Следующее послание закружилось хороводом бабочек и оказалось самым длинным из всех его писем. Я присела на корточки и поставила локти на кровать, чтобы его прочитать.
«Мне обещали, что в комнате будет ждать подарок. Я возвратился, а потом пришла ты. Тебе не понять, как это было. Меня поглотила абсолютная страсть. Необузданная! В жизни не испытывал подобного желания обладать. Мне хотелось бесконечно целовать тебя, ощущать в своих руках, быть с тобой, быть в тебе. Подчинить, покорить, пойти на что угодно, лишь бы стала моей. Я помню только это желание, ничего более, ни единой мысли. Но ты ушла и ускользаешь до сих пор. Я верну твой рисунок, Сабрина, когда точно будешь знать, что он тебе нужен».
Светлые звезды!
Я подскочила на ноги. Прошлась по комнате от кровати до окна и обратно, снова прошлась, затем вовсе ушла к окну и прислонилась к стеклу горящей щекой. Вот разве можно так откровенно? Высшие силы! Я точно боюсь этого мужчину. В какой водоворот эмоций он способен увлечь? Из подобного ведь не выгребешь.
Новый взгляд на кровать подсказал, что письмо развеялось. И отлично, не перечитывать же его. Я бы не стала.
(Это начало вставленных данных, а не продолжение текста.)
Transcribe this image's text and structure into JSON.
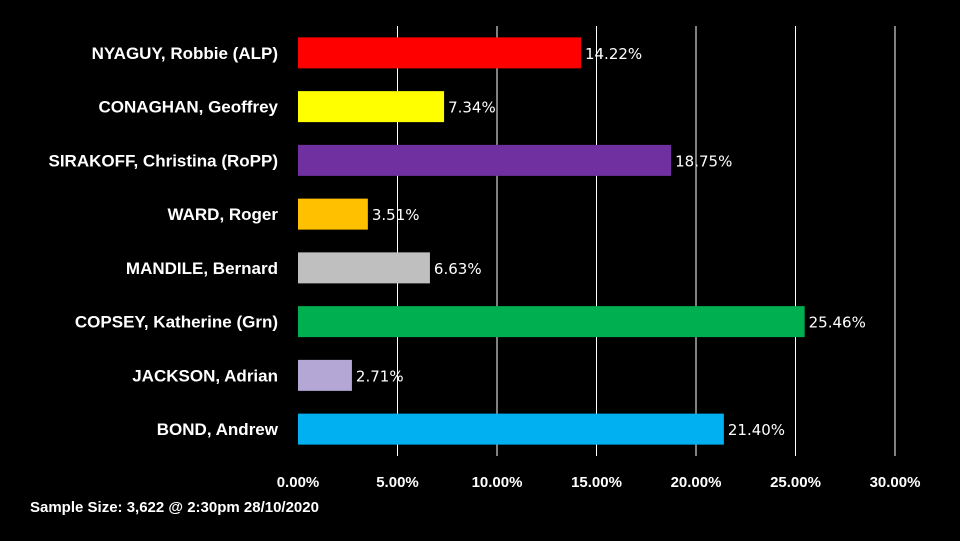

Мне вообще чудилось, будто предложения этого письма отпечатались на подкорке сознания огненными буквами, и потому так горело лицо, и голова была словно в тумане.
Натянув домашнее платье, я начала спускаться на кухню, когда во входную дверь постучали. Машинально бросила взгляд туда, где вчера организовала кровать для Джека, расширив и удлинив уютное местечко на подоконнике с помощью принесенных с чердака досок и частей мебели. Лучший адвокат спал на животе, сбросив на пол одеяло и свесив руку. Занавеска, полукругом отделившая спальную зону, была не задернута. Бедняга даже забыл ее задвинуть.
Вот я их с Эриком загоняла вчера. Едва ли привыкшему к бумажной нагрузке Варваро приходилось выполнять столько физической работы, сколько свалилось на него, стоило только отдохнуть. Брат, едва закончили, тут же удрал обратно в санаторий, а Джек до сих пор не мог проснуться.
Стук прозвучал снова, и, почти уже привычно заглянув в щелку, я отворила дверь, чтобы приветствовать Адана.
– Доброе утро.
Адан, одетый в легкую рубашку не по погоде и светлые брюки, держал в руках букет цветов. Он вручил его мне и склонился, чтобы поцеловать в щеку.
– Доброе утро, Сабрина.
Я несколько оторопела от неожиданности. Букет с утра пораньше? Адану определенно удавалось шокировать меня при встречах. А бывший жених вдруг чуть наклонился и приложил к моему лбу руку.
– Ты так раскраснелась, у тебя нет жара?
– Нет никакого жара!
Я закрылась цветами, пряча лицо, которое до сих пор продолжало пылать.
– Я хотел извиниться за те слова, что тогда наговорил, – Адан сунул руки в карманы и вздохнул, – просто испугался, что с тобой приключится это всеобщее помешательство послом, и не придумал ничего лучше той речи.
– Речь была впечатляющей, я сразу передумала бегать за послом, – хмыкнула я в цветы.
– Извини еще раз, Сабрина. Ведь понимаю, ты разумная девушка, но при этом наболтал храмз знает чего.